Шенненхаус опять кивнул:
– Он здоров. Я его на ночь привязал в Клубе.
– Что? – Джо попытался было вскочить, но Шенненхаус толкнул его назад вполне бесцеремонно:
– Лежи, Дурень. Эту клятую печку я выключил, вентиляторы откопал. Ничего не станется с твоей псиной.
Поэтому Джо лег, а Шенненхаус привалился к стенке Ангара и, задрав голову, уставился на свой самолет. Они курили сигару по очереди. Через некоторое время им настанет пора обсудить, каковы их шансы и как они планируют выживать, пока не явятся спасатели. Еды на базе хватит двум дюжинам мужчин на два года, топлива для генератора полным-полно. Клуб сойдет за пристойную спальню, и там не придется смотреть на замерзшие трупы. В сравнении с первыми героями континента, что голодали и умирали в палатках из оленьих шкур, гложа сырые куски замерзшей тюленятины, они тут в шоколаде. Даже если ВМФ не сможет прислать корабль или самолет до весны, им, чтобы выжить, хватит за глаза. Но отчего-то мысль о том, что смерть сквозь весь этот снег и лед дотянулась до их тоннелей и уютных комнат и за одну ночь – за час – убила всех товарищей и всех собак, кроме одной, лишала их выживание стопроцентных гарантий, невзирая на обильный провиант и инвентарь.

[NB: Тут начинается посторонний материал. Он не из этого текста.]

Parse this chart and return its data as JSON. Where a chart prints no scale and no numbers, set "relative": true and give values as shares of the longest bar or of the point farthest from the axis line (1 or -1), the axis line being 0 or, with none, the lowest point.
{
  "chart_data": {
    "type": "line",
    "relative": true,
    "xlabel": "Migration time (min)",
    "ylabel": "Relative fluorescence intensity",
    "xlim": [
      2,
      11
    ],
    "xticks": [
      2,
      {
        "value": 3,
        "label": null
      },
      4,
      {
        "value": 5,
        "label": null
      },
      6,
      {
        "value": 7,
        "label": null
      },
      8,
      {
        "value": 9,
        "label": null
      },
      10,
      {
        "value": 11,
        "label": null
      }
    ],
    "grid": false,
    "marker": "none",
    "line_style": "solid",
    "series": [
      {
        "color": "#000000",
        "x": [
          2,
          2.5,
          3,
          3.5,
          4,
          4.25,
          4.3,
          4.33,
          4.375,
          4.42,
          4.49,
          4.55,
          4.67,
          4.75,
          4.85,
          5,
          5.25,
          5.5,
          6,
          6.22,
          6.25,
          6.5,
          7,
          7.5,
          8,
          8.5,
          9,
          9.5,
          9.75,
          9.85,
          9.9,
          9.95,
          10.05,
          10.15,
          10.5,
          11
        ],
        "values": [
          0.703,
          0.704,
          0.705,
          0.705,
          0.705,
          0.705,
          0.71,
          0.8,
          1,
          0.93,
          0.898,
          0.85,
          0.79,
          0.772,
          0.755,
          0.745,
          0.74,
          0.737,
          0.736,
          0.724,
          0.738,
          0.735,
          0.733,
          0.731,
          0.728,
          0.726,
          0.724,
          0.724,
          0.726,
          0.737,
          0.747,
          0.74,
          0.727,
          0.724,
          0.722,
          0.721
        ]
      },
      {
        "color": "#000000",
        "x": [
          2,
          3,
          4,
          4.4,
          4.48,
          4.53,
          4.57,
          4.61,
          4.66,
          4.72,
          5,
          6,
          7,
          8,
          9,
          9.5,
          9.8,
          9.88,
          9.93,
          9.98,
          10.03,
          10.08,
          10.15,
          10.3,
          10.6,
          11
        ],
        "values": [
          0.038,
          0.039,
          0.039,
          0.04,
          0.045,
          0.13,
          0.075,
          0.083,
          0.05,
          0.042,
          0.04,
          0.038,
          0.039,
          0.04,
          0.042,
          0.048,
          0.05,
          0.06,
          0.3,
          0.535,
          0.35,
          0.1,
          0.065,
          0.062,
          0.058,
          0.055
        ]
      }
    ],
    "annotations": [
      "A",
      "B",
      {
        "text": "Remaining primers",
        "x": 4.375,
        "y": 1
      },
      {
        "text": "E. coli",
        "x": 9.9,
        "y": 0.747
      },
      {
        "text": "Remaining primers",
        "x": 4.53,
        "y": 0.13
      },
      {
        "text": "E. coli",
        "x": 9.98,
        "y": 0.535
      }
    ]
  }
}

С первых дней оба иногда вечерами чуяли, торопливо шагая от радиовышки или из Ангара назад к люку, что вел к безопасности и теплу, как на окраинах базы ворочается нечто – нечто мучительно рождается из ветров, тьмы, вышек во мраке и выщербленных зубов льда. Волосы на загривке вставали дыбом, и ты поневоле бросался бегом, и ребра звенели паникой, и ты, как ребенок, что мчится наверх из подвала, ни секунды не сомневался, что за тобой гонится что-то очень злое. Антарктика была прекрасна – даже Джо, ненавидевший ее всеми фибрами души, ибо она была символом, олицетворением, пустым бессодержательным сердцем его бессилия в этой войне, улавливал трепет и величие Льда. Но пока ты здесь, она каждую секунду тщится тебя убить. Бдительность нельзя ослабить ни на миг – это они знали с самого начала. А теперь Джо и пилоту казалось, будто злонамеренность этого края, блистающая рябь снежной крупы, что сгущается во тьме, найдет способ до них добраться, как ни теплы их койки, как ни полны животы, сколько слоев шерсти, меха и шкур их от нее ни отгораживает. В эту минуту чудилось, что для любых планов выживание недосягаемо и непосильно.